No dije nada y ella tampoco. No hacía falta que lo hiciera.

—Vuestro tiempo para trabajar empezará cuando las modelos se hayan retirado y no podréis pedir ninguna prórroga, porque, en Laboureche, nadie espera y tampoco es esperado —dijo la anciana heredera del taller creativo de Laboureche, el mejor en su categoría.

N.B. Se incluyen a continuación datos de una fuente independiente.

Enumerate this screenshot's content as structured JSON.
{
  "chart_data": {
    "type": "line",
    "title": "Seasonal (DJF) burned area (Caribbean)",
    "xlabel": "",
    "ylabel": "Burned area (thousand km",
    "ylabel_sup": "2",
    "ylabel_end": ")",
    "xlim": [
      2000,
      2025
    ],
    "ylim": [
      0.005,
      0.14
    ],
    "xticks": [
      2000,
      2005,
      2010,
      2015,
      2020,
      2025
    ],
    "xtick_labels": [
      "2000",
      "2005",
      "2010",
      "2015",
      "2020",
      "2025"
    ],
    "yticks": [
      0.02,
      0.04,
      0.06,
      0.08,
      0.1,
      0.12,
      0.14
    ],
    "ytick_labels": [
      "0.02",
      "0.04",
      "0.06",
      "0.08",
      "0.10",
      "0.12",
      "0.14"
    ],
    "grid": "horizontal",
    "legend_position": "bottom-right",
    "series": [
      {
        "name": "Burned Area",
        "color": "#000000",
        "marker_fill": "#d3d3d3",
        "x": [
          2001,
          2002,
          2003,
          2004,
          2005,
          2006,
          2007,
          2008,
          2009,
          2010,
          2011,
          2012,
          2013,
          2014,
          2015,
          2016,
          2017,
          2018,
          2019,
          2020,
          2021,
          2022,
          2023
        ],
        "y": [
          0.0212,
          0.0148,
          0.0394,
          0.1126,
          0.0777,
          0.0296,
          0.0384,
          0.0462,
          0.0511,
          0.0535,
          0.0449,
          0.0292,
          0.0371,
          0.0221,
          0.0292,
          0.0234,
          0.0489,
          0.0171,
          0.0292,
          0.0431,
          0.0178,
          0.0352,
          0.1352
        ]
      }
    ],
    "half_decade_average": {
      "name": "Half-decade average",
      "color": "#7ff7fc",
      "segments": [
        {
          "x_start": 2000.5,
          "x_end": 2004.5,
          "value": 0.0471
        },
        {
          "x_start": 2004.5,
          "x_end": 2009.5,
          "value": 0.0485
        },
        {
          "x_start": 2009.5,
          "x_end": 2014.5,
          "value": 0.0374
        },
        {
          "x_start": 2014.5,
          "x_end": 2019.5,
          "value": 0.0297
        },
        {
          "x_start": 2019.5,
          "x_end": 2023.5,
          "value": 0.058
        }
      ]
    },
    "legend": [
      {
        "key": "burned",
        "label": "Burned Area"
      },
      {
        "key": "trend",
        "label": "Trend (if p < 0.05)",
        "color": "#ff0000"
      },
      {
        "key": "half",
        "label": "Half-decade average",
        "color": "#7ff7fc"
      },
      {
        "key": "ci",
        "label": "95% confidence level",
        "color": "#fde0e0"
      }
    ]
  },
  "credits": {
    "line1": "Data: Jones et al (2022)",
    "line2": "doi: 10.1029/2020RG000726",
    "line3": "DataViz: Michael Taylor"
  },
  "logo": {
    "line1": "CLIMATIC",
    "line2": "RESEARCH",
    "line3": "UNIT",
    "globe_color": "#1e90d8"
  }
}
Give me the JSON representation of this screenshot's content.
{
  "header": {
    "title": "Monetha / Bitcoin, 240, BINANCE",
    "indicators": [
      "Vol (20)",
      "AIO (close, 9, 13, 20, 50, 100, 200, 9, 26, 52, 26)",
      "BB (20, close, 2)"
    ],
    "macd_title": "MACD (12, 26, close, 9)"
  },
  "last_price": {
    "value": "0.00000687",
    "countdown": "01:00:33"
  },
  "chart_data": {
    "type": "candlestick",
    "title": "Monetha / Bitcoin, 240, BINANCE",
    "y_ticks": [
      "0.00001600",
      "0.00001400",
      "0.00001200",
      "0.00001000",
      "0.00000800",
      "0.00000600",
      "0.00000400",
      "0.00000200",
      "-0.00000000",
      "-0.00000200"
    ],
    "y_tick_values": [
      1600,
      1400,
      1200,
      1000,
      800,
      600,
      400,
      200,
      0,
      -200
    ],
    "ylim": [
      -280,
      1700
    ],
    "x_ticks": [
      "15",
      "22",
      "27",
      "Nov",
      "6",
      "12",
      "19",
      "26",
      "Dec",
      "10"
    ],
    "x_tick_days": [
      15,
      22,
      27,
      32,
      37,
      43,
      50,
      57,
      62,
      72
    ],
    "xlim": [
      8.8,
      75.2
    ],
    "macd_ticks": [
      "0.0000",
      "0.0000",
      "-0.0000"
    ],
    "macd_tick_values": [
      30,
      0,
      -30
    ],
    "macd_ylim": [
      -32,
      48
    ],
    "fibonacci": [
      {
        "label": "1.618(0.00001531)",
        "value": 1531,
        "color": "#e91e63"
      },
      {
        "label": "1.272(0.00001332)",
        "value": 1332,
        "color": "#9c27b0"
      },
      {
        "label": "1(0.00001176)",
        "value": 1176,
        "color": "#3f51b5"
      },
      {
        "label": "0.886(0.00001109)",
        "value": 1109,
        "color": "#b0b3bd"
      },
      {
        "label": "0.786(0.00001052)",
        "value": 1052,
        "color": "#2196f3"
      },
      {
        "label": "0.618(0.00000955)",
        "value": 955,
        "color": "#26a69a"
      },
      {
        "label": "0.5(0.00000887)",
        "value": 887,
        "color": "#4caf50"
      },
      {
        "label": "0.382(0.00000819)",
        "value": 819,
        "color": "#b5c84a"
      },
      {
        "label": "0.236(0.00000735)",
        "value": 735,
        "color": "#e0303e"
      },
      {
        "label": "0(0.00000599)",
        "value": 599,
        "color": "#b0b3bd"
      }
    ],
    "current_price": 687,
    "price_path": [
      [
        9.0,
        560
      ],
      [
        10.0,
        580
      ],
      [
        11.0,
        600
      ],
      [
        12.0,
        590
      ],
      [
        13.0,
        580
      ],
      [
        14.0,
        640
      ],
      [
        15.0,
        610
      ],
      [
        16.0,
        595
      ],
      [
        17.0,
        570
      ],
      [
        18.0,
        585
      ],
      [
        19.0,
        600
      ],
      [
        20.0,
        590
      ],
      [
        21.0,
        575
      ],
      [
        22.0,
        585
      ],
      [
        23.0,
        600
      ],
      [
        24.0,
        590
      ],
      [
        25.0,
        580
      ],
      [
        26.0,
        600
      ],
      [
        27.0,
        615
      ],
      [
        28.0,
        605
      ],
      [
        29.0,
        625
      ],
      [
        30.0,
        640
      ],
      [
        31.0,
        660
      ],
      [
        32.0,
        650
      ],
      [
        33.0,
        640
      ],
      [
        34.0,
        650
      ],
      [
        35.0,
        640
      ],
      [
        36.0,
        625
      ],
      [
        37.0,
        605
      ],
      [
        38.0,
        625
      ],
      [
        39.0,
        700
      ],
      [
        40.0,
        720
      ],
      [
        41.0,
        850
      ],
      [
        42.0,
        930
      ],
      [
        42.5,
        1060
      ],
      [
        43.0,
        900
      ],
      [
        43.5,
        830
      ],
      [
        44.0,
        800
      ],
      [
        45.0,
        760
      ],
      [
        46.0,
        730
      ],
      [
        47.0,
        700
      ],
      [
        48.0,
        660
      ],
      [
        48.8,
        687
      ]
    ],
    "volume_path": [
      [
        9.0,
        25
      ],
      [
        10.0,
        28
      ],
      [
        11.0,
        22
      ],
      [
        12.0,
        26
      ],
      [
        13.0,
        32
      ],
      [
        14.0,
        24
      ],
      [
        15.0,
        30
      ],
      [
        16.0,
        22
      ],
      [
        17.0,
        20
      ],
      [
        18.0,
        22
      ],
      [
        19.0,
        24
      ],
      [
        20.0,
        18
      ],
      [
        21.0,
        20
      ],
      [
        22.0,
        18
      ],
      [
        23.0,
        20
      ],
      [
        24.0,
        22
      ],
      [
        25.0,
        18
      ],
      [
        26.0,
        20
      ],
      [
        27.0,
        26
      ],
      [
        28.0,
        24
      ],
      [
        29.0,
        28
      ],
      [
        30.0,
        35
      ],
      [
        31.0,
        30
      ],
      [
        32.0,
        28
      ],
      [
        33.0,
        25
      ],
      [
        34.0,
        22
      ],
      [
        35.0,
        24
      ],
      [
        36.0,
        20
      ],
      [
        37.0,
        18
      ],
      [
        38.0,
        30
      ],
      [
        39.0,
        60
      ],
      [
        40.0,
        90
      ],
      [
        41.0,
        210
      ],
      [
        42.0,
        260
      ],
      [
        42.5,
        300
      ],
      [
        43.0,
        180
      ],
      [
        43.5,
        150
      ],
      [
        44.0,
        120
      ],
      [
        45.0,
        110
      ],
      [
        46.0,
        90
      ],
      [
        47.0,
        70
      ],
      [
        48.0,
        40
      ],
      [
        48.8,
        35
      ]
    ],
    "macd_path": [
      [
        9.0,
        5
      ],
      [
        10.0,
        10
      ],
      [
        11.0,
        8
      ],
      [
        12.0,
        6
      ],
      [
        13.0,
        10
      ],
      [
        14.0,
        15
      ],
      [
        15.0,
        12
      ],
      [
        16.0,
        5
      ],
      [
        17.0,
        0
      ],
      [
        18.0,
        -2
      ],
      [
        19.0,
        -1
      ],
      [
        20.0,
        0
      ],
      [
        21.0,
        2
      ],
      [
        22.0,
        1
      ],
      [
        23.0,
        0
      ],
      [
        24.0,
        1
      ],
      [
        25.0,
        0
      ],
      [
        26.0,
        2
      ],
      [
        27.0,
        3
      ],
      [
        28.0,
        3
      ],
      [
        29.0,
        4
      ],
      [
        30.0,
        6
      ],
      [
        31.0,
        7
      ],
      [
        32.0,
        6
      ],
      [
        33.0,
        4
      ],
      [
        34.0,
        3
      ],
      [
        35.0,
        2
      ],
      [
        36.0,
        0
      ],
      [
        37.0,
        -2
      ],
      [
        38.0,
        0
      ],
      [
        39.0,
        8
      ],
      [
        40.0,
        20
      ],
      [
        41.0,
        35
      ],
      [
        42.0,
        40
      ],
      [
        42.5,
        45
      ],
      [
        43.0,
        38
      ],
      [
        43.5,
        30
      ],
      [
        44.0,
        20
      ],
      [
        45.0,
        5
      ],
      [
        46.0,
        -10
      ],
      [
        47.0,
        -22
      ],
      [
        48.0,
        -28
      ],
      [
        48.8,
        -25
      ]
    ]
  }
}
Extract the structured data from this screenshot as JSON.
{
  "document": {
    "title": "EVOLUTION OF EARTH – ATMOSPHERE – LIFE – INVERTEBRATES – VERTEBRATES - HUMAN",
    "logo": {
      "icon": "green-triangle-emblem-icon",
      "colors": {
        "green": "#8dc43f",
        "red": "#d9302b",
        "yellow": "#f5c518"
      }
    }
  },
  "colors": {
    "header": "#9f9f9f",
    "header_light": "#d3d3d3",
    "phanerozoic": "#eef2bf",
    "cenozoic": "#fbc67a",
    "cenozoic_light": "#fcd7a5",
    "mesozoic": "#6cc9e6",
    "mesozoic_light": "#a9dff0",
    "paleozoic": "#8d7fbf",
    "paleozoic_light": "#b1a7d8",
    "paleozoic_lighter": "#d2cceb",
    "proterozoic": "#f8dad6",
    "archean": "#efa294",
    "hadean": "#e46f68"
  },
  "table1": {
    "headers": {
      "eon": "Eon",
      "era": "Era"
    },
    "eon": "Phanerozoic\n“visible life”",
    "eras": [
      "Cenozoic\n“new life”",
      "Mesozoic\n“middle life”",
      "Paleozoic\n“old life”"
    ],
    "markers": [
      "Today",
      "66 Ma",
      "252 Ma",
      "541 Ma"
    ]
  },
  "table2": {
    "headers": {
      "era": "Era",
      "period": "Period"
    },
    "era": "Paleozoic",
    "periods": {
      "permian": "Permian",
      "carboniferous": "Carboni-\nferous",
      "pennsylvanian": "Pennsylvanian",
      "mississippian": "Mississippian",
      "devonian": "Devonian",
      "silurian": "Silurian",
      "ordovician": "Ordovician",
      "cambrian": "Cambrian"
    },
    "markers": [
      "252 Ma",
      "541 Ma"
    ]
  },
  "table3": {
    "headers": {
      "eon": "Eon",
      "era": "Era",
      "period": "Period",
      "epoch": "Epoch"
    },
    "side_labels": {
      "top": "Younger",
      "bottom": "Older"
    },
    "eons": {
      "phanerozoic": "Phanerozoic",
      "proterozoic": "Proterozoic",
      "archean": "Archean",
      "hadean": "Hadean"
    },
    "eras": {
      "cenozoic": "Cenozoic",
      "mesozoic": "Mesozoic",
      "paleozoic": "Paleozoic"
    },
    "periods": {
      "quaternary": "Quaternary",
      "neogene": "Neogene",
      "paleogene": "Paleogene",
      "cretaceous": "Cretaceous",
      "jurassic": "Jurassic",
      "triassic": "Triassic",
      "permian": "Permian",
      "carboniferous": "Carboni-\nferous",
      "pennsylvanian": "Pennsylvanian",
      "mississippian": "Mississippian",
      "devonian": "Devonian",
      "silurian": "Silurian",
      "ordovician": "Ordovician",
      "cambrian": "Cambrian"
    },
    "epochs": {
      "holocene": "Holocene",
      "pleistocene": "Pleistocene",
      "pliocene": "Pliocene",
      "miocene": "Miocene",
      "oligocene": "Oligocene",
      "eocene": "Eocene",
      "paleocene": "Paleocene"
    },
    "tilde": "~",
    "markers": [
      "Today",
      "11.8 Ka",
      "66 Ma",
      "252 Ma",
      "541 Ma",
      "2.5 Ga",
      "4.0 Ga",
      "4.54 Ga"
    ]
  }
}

No hizo falta ninguna señal para que, las cuatro chicas volvieran por donde habían venido, todos empezáramos a movernos ágilmente en nuestro reducido espacio buscando las herramientas necesarias para poder rediseñar aquel simple par de salones.

Nunca había intentado confeccionar unos zapatos. No había tenido ni la motivación ni los elementos básicos para crear una horma adecuada, aunque, ahora que los tenía delante, sabía perfectamente lo que quería hacer con ellos.

Amaba los zapatos casi tanto como la ropa, incluso más. Casi había conseguido hacer la primera parte de mi Prácticum en el departamento de diseño de calzado Camper, la próspera marca española, aunque, al estar en Nueva York estudiando, prefirieron otorgar ese privilegio a un estudiante europeo, algo que, por supuesto, iba a ocurrir si era yo la que iba a beneficiarse de lo contrario.

Negué con la cabeza, intentando concentrarme.

Lo primero que hice fue eliminar por completo la tela grisácea que cubría los zapatos de tacón, una tarea mucho más difícil y laboriosa que en mi imaginación, aunque, pese a los casi quince minutos que usé en ello, pude estar orgullosa del resultado.

Sentí una gota de sudor caer por mi frente hacia la mandíbula, aunque ni siquiera me digné a apartarla, porque aquello tan solo estaba aportando un poco más de claridad a mi verdadero aspecto de vagabunda al trabajar, tan alejado del sofisticado e impoluto semblante de Henri, Sabine y Jonhyuk.